Item-parcels were used as indicators, as recommended when structural characteristics of the constructs are the focus of interest (Little et al. 2002), as applies in the present investigation, and when sample size is limited in comparison to the number of parameters to be estimated (Bandalos and Finney 2001). The latter also applies to the present investigation given that there are only about 140 to 260 classrooms in most of the countries. By using parcels as indicators for the latent variables, the number of free parameters to be estimated was significantly reduced. The items were combined into parcels based on theoretical expectations confirmed by initial exploratory analysis of sub-dimensions in the latent variables included in the model.
Data analysis was carried out using the software MPlus 7.4. The clustered data structure was taken into account by using a maximum-likelihood estimator with robust sandwich standard errors to protect against being too liberal (Muthén and Muthén 2008–2012). Missing data were handled by using the full-information-maximum-likelihood (FIML) procedure. The model fit was evaluated with the chi-square deviance and a range of fit indices.Footnote 4
Before the final model was run, measurement invariance (MI) across countries was tested for the latent constructs in the model. Comparing constructs and their relations across countries produces meaningful results only if the instruments measure the same construct in all countries (Van de Vijver and Leung 1997). In order to ascertain such equivalence, MI was established using multiple-group confirmatory factor analysis (MG-CFA; Chen 2008). As instructional quality and the teacher constructs were measured at the classroom level, we tested for measurement invariance at the school level. Firstly, configural invariance was examined, which means that in each country the same items had to be associated with the same latent factors. As a second step, we tested for metric invariance, by studying whether the factor loadings were invariant across countries. Invariance of factor loadings enabled us to compare the relationship between latent variables across groups. It was possible to establish metric invariance for all latent constructs included in the present model (see Appendix B).
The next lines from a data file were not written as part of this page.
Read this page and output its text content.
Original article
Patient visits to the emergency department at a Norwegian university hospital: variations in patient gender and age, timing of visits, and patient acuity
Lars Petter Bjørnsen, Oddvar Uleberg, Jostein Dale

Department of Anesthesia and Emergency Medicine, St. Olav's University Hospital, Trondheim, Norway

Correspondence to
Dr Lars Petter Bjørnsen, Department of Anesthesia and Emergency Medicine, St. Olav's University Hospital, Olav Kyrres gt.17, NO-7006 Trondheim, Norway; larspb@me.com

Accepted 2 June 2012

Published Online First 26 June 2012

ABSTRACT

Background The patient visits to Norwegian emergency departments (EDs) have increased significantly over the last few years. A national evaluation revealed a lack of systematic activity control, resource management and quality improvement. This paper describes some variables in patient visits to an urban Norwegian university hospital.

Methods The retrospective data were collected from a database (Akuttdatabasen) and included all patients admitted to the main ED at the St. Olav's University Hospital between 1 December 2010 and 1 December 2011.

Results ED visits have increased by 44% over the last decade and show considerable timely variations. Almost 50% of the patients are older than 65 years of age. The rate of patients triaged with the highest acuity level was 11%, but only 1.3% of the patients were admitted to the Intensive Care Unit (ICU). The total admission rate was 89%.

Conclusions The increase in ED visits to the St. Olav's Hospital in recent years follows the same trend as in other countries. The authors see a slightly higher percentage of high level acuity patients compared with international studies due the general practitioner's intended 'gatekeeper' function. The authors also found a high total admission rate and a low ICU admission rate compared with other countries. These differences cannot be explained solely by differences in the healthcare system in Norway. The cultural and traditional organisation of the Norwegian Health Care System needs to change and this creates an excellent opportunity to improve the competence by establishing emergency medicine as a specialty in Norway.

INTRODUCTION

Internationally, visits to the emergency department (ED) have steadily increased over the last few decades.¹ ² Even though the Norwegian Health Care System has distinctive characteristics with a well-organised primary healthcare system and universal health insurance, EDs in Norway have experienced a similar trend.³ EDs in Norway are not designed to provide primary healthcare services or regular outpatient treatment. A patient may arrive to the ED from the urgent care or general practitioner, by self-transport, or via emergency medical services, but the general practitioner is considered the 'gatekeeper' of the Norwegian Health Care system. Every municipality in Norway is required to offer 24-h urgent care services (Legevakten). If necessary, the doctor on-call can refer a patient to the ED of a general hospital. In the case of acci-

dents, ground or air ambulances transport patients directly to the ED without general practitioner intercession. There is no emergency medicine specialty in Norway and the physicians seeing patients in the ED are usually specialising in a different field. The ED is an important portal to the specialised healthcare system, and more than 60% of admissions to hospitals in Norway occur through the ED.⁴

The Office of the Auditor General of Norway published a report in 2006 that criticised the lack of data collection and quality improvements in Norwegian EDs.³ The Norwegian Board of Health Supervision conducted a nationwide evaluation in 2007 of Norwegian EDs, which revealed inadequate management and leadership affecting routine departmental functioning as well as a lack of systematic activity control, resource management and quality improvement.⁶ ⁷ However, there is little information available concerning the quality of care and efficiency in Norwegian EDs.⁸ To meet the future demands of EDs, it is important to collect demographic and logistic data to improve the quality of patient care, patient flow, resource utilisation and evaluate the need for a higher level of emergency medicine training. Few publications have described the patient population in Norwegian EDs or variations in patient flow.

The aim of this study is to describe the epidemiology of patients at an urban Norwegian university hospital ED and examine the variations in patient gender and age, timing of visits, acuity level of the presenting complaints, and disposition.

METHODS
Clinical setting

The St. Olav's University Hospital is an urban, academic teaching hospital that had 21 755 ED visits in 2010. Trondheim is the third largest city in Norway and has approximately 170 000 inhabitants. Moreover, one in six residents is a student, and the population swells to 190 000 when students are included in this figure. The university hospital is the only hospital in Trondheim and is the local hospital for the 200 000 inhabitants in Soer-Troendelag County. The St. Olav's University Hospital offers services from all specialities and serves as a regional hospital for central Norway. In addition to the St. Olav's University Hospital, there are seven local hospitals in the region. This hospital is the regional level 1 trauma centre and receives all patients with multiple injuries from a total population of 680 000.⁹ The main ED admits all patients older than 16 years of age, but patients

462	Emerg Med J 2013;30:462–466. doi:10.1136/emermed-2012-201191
To examine our research questions, a single-group model was first applied before country-by-country analyses were carried out. In the multi-group model, factor loadings were constrained to be the same for all countries, reflecting the metric invariance criterion referred to above, in order to ensure comparability. Indirect relations at the between-level were estimated by multiplying the coefficients for the respective direct relation. In the single-group model, the two control variables gender and books at home were grand-mean centered on the international mean, whereas all predictors, the mediator InQua and the dependent variable student achievement in mathematics were group-mean centered on the country means. In the multi-group model the control variables were again grand-mean centered (this meant now on the country mean) whereas the predictors, the mediator and the dependent variable remained unaltered. Relations were regarded significant on the within-level if p < 0.05, but given the relative small number of units at the between-level as compared to the number of parameters to be estimated, a more liberal decision rule for the significance testing with p < 0.10 was applied for this level.